Let me set the background by saying that I currently (until the end of the week anyway) work for a large tech company. We recently launched a reader app for iPad. On the backend we have a thin layer of PHP, and behind that a lot of processing via C# with Mono. I, along with my brother Jeff, wrote most of the backend (PHP and C#). The C# side is mainly a queuing system driven off of MongoDB.

Our queuing system is different from others in that it supports dependencies. For instance, before one job completes, its four children have to complete first. This allows us to create jobs that are actually trees of items all processing in parallel.

On a small scale, things went fairly well. We built the entire system out, and tested and built onto it over the period of a few months. Then came time for production testing. The nice thing about this app was that most of it could be tested via fake users and batch processing. We loaded up a few hundred thousand fake users and went to town. What did we find?

Without a doubt, MongoDB was the biggest bottleneck. What we really needed was a ton of write throughput. What did we do? Shard, of course. Problem was that we needed even distribution on insert…which would give us almost near-perfect balance for insert/update throughput. From what we found, there’s only one way to do this: give each queue item a randomly assigned “bucket” and shard based on that bucket value. In other words, do your own sharding manually, for the most part.

This was pretty disappointing. One of the whole reasons for going with Mongo is that it’s fast and scales easily. It really wasn’t as painless as everyone led us to believe. If I could do it all over again, I’d say screw dependencies, and put everything into Redis, but the dependencies required more advanced queries than any key-value system could do. I’m also convinced a single MySQL instance could have easily handled what four MongoDB shards could barely keep up with…but at this point, that’s just speculation.

So there’s my advice: don’t use MongoDB for evenly-distributed high-write applications. One of the hugest problems is that there is a global write lock on the database. Yes, the database…not the record, not the collection. You cannot write to MongoDB while another write is happening anywhere. Bad news bears.

On a more positive note, for everything BUT the queuing system (which we did get working GREAT after throwing enough servers at it, by the way) MongoDB has worked flawlessly. The schemaless design has cut development time in half AT LEAST, and replica sets really do work insanely well. After all’s said and done, I would use MongoDB again, but for read-mostly data. Anything that’s high-write, I’d go Redis (w/client key-hash sharding, like most memcached clients) or Riak (which I have zero experience in but sounds very promising).

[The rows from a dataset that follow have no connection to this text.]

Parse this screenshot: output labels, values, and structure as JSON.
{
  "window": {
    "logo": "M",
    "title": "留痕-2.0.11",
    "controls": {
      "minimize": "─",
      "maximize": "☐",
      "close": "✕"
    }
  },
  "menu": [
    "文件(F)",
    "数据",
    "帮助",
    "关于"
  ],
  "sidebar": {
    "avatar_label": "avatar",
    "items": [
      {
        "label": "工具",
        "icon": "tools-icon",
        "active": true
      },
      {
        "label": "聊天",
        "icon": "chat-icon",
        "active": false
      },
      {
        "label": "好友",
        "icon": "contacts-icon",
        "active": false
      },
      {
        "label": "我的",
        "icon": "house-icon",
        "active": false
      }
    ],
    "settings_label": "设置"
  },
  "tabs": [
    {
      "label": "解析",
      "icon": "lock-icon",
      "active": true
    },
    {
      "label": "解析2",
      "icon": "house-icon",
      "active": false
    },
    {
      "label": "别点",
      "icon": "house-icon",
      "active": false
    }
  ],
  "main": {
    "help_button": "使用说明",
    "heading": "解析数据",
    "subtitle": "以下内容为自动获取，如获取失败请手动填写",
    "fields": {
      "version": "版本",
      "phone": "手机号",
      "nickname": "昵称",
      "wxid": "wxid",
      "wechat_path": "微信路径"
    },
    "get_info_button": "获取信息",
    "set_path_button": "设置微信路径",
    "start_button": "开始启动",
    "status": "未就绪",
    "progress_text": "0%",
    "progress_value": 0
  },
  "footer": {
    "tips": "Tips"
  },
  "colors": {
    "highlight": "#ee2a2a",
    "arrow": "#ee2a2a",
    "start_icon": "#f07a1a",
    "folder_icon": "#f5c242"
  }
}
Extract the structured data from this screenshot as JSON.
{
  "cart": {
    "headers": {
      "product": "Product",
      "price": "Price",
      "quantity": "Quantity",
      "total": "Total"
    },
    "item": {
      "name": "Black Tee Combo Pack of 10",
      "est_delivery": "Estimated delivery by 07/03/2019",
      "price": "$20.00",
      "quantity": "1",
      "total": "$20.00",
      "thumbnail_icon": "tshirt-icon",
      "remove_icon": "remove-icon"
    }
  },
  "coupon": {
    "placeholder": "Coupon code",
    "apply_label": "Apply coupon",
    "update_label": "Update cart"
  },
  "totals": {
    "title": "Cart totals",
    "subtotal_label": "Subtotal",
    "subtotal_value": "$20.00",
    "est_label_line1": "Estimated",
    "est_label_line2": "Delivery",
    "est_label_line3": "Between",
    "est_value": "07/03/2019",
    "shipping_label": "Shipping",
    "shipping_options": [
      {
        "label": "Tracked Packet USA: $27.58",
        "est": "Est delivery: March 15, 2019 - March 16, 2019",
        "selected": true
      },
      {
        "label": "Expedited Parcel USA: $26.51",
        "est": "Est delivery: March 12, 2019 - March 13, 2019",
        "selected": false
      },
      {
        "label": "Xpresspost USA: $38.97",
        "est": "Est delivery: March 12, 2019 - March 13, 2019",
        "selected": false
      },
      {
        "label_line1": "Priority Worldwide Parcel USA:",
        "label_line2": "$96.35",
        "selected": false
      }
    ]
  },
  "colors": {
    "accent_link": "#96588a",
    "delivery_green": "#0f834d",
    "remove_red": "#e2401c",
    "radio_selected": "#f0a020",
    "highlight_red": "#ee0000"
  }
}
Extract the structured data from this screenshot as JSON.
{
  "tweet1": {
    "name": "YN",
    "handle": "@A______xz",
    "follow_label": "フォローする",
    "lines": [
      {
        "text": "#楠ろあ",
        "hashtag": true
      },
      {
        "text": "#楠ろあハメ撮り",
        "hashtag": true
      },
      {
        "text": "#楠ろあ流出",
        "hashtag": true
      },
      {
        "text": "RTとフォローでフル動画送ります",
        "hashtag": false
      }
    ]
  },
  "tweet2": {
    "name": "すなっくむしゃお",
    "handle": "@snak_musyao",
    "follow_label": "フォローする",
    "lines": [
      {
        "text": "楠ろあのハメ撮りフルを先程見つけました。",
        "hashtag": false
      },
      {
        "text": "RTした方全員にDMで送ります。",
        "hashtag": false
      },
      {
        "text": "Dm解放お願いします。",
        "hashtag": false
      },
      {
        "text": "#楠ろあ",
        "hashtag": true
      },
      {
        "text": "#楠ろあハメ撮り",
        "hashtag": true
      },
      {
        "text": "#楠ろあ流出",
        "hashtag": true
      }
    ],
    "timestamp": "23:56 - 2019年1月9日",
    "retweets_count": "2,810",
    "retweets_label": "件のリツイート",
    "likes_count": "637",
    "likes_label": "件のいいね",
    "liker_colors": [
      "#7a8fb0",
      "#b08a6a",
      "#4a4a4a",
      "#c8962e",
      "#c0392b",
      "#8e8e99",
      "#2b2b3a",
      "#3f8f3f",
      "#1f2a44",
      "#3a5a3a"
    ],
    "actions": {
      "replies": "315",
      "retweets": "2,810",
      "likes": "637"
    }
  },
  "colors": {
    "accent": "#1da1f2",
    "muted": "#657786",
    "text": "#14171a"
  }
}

TL,DR; MongoDB is awesome. I recommend it for most usages. We happened to pick one of the few things it’s not good at and ended up wasting a lot of time trying to patch it together. This could have been avoided if we picked something that was built for high write throughput, or dropped our application’s “queue dependency” requirements early on. I would like if MongoDB advertised the global write lock a bit more prominently, because I felt gypped when one of their devs mentioned it in passing months after we’d started. I do have a few other projects in the pipeline and plan on using MongoDB for them.

Trackback

OMGOSH 8 comments

  1. Nice post! The only thing I would add is that it is possible to create dependencies while background processing jobs. Taking your example, of having a parent wait till it’s children complete – you could have each of the child jobs record the fact that they have completed in a redis list and then just have a parent poll this list to determine if it can complete. This is really rough around the edges, but something along those lines would work for your use-case.

  2. Santosh, thanks for the response. Thinking about it further, there maybe is a way to deal with dependencies all within Redis. It would be pretty prone to failure I’d think, because a lot of what you’d use queries for in Mongo would translate into key name hacks and layers of complexity. Either that, or the jobs would have some sort of self-awareness such that after each one completes, it checks if it is the last one and if so, queues the parent job to run as a normal item. This would work well with Redis lists. So instead of starting off with a tree, the tree builds itself from the bottom up. Could work fairly well.

    This is something I might experiment with in my free time…thanks for the idea!

  3. Hi Andrew,

    I wonder, why did not you go with standard queuing software’s like ActiveMQ, ZeroMQ or even gearman? Implementing your own queuing system, sounds strange, was there any reason to do so?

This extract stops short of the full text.